Владимир был рад приезду сестры, ведь она была, как он надеялся, единственным человеком, способным и выслушать, и пожалеть, и не осудить. Так оно и было.
– Больше всего мне жаль бездарно прожитых с Мариной почти двадцать лет, – говорил Белов.
– Почему же бездарно? – возражала Люба. – Ты – работал, поднял свое дело, она тебе в том не мешала. У тебя все эти годы был угол, где ты мог отдохнуть, собраться с мыслями. Ко всему прочему ты – человек сложный, склонный к крайностям, в отношениях с людьми – неровный, хотя вместе с тем – целеустремленный, организованный, хорошо представляющий, что тебе надо в этой жизни. Прожить с таким целых двадцать лет – это, знаешь, терпения требует великого. По-настоящему-то ее надо пожалеть, а не тебя. Но если уж вошла в твою жизнь другая женщина, то и это надо принять как Божью данность. Я, Володя, в церковь не хожу, но в некое высшее предначертание судьбы – верю.
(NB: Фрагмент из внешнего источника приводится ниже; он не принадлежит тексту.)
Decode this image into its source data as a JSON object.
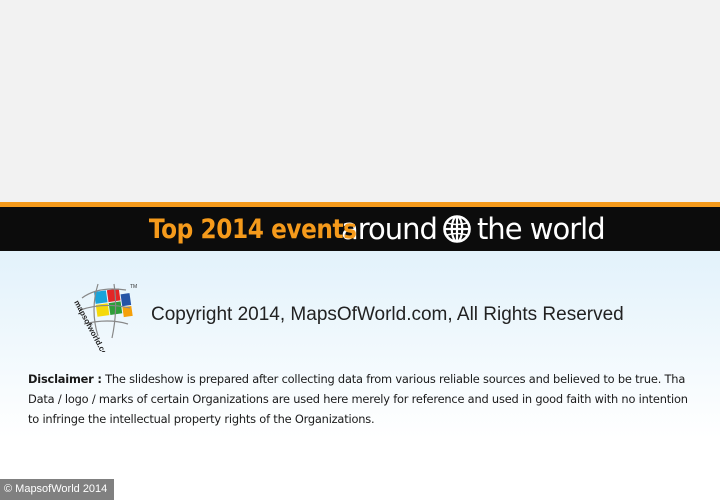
{
  "banner": {
    "title_bold": "Top 2014 events",
    "title_light_1": "around",
    "title_light_2": "the world",
    "globe_icon": "globe-icon",
    "accent_color": "#f59a1b",
    "bar_color": "#0c0c0c"
  },
  "logo": {
    "text": "mapsofworld.com",
    "tm": "TM",
    "icon": "mapsofworld-logo"
  },
  "copyright": "Copyright 2014, MapsOfWorld.com, All Rights Reserved",
  "disclaimer": {
    "label": "Disclaimer :",
    "text": "The slideshow is prepared after collecting data from various reliable sources and believed to be true. Tha Data / logo / marks of certain Organizations are used here merely for reference and used in good faith with no intention to infringe the intellectual property rights of the Organizations."
  },
  "footer": {
    "badge": "© MapsofWorld 2014"
  }
}
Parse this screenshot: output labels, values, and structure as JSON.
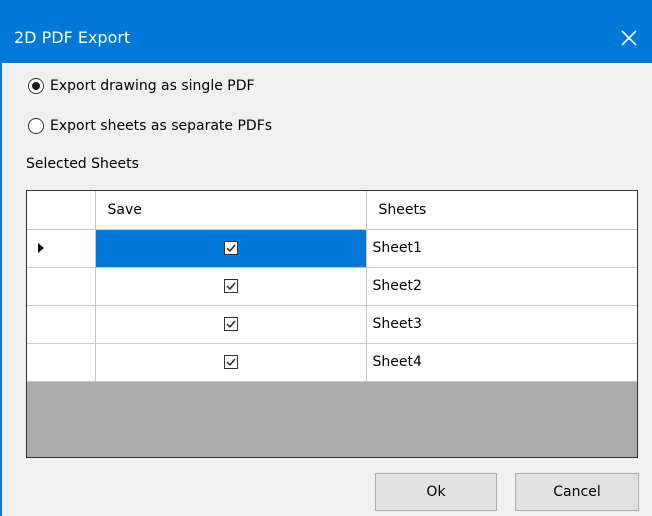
{
  "window": {
    "title": "2D PDF Export",
    "accent": "#0078d7"
  },
  "options": [
    {
      "label": "Export drawing as single PDF",
      "checked": true
    },
    {
      "label": "Export sheets as separate PDFs",
      "checked": false
    }
  ],
  "selected_sheets_label": "Selected Sheets",
  "grid": {
    "columns": [
      "Save",
      "Sheets"
    ],
    "rows": [
      {
        "save": true,
        "sheet": "Sheet1",
        "current": true
      },
      {
        "save": true,
        "sheet": "Sheet2",
        "current": false
      },
      {
        "save": true,
        "sheet": "Sheet3",
        "current": false
      },
      {
        "save": true,
        "sheet": "Sheet4",
        "current": false
      }
    ]
  },
  "buttons": {
    "ok": "Ok",
    "cancel": "Cancel"
  },
  "icons": {
    "close": "close-icon",
    "row_pointer": "row-pointer-icon",
    "check": "checkmark-icon"
  }
}
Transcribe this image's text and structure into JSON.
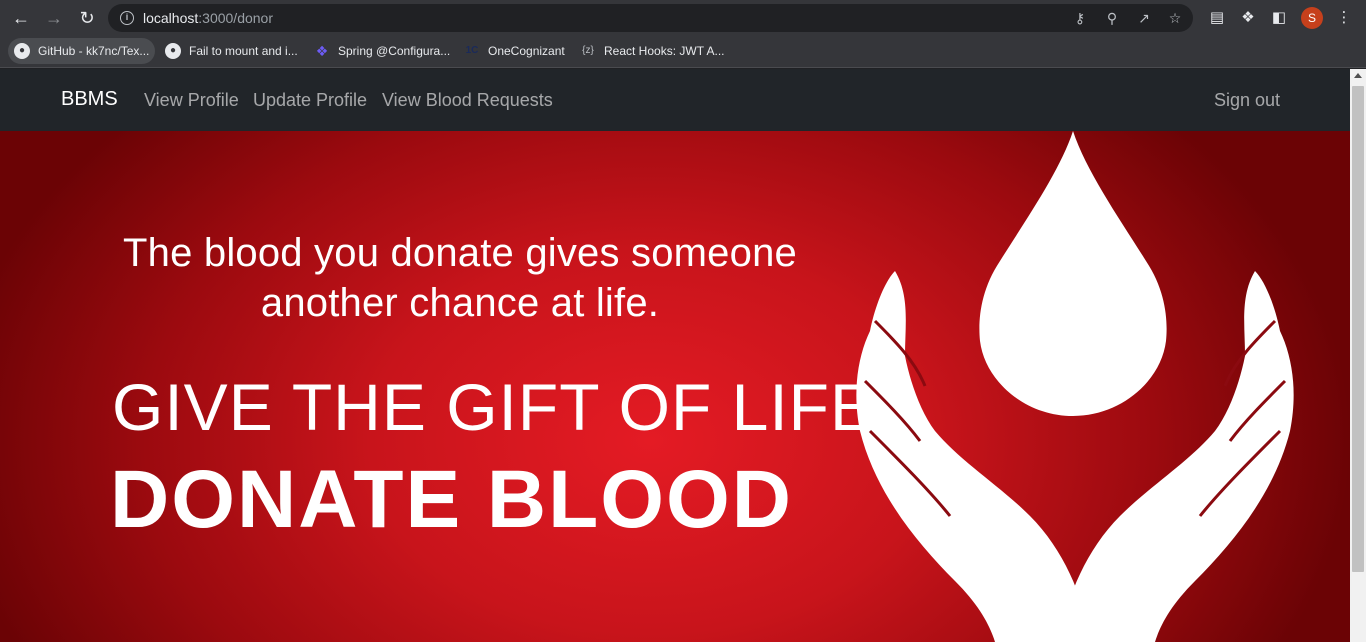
{
  "browser": {
    "url_host": "localhost",
    "url_path": ":3000/donor",
    "avatar_letter": "S",
    "avatar_color": "#c6401c"
  },
  "bookmarks": [
    {
      "label": "GitHub - kk7nc/Tex...",
      "icon": "github-icon"
    },
    {
      "label": "Fail to mount and i...",
      "icon": "github-icon"
    },
    {
      "label": "Spring @Configura...",
      "icon": "spring-icon"
    },
    {
      "label": "OneCognizant",
      "icon": "onecognizant-icon"
    },
    {
      "label": "React Hooks: JWT A...",
      "icon": "bracket-z-icon"
    }
  ],
  "navbar": {
    "brand": "BBMS",
    "links": [
      "View Profile",
      "Update Profile",
      "View Blood Requests"
    ],
    "signout": "Sign out"
  },
  "hero": {
    "tagline_line1": "The blood you donate gives someone",
    "tagline_line2": "another chance at life.",
    "headline1": "GIVE THE GIFT OF LIFE",
    "headline2": "DONATE BLOOD",
    "background_color": "#e41b24"
  }
}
Может, когда-нибудь и в церковь пойду.
– Знаешь, Люба, я в последнее время все думаю: а не построить ли мне в самом деле церковь? Небольшую и непременно в Ануфриеве? – признался в сокровенном.
– И – построй. Только такое должно проистекать из самой глубины души, тогда и люди поверят, что ты это делаешь для них, а не для себя.
– Вот ты все о людях и о людях. А нужна ли им церковь? – в сердцах возразил сестре. – Они чаще ходят в магазин за водкой…
– Построишь, и меньше станут ходить в магазин. И это уже будет победа. Твоя собственная победа: над самим собой и своими сомнениями, над разрухой в душах людей, над обстоятельствами, над всеобщими пьянством, раздраем в семьях, убожеством человеческих интересов. Да мало ли над чем.
– Я сегодня, сестренка, у тебя, как на исповеди, – признался Белов. – Знаю ведь, что все сказанное мною останется только между нами, и пользуюсь тем.